Step 1: Configuration#

The first step in setting up any job is editing the values in the config.py file. Once the config file is created, simply type python run.py setup to set up your resources based on the configurations you’ve specified.


Components of the config file#

  • APP_NAME: This will be used to tie your clusters, tasks, services, logs, and alarms together.
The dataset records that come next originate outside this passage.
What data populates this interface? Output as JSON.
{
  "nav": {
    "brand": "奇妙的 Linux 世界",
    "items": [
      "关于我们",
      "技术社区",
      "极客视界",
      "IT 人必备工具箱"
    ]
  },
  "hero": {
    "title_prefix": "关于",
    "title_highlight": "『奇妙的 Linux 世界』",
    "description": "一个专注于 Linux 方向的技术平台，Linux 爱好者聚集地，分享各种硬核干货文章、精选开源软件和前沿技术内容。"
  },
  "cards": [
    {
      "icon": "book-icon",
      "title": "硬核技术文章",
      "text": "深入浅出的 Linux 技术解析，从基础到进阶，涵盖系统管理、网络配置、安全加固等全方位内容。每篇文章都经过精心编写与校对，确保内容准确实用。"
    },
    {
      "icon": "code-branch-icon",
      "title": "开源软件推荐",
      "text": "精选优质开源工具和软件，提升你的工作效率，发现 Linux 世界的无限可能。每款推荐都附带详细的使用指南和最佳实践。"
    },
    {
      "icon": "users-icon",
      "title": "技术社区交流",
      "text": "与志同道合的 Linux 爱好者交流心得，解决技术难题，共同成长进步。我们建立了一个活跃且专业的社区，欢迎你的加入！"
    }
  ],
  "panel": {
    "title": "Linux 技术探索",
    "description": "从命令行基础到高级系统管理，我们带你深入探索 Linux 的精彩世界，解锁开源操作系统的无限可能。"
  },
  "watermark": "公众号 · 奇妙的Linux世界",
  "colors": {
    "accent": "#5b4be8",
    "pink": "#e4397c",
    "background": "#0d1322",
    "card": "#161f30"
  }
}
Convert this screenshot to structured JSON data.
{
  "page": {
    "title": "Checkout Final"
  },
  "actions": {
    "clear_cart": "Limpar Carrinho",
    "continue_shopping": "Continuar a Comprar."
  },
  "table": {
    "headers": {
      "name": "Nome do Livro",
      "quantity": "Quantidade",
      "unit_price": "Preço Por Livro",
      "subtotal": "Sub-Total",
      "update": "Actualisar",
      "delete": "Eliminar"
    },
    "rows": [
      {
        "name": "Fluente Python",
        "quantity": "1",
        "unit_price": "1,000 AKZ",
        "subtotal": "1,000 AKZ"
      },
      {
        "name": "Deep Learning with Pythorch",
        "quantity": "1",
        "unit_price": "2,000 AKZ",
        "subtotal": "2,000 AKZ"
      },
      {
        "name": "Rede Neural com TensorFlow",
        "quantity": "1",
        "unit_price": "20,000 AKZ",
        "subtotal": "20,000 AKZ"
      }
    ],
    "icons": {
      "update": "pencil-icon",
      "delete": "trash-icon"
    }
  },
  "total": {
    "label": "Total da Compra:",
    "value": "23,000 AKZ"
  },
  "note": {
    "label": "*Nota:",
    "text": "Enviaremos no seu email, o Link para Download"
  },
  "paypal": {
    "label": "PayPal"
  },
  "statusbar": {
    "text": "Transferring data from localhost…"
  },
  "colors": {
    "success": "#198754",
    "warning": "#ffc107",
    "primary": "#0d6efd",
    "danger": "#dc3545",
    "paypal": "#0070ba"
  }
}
It need not be unique, but it should be descriptive enough that you can tell jobs apart if you’re running multiple analyses (i.e. “NuclearSegmentation_Drosophila” is better than “CellProfiler”).


  • DOCKERHUB_TAG: This is the encapsulated version of your software your analyses will be running.


AWS GENERAL SETTINGS#

These are settings that will allow your instances to be configured correctly and access the resources they need- see Step 0: Prep for more information.


EC2 AND ECS INFORMATION#

  • ECS_CLUSTER: Which ECS cluster you’d like the jobs to go into. All AWS accounts come with a “default” cluster, but you may add more clusters if you like. Distinct clusters for each job are not necessary, but if you’re running multiple analyses at once it can help avoid the wrong Docker containers (such as the ones for your “NuclearSegmentation_Drosophila” job) going to the wrong instances (such as the instances that are part of your “NuclearSegmentation_HeLa” spot fleet).

  • CLUSTER_MACHINES: How many EC2 instances you want to have in your cluster.

  • TASKS_PER_MACHINE: How many Docker containers to place on each machine.

  • MACHINE_TYPE: A list of what type(s) of machines your spot fleet should contain.

  • MACHINE_PRICE: How much you’re willing to pay per hour for each machine launched. AWS has a handy price history tracker you can use to make a reasonable estimate of how much to bid. If your jobs complete quickly and/or you don’t need the data immediately you can reduce your bid accordingly; jobs that may take many hours to finish or that you need results from immediately may justify a higher bid.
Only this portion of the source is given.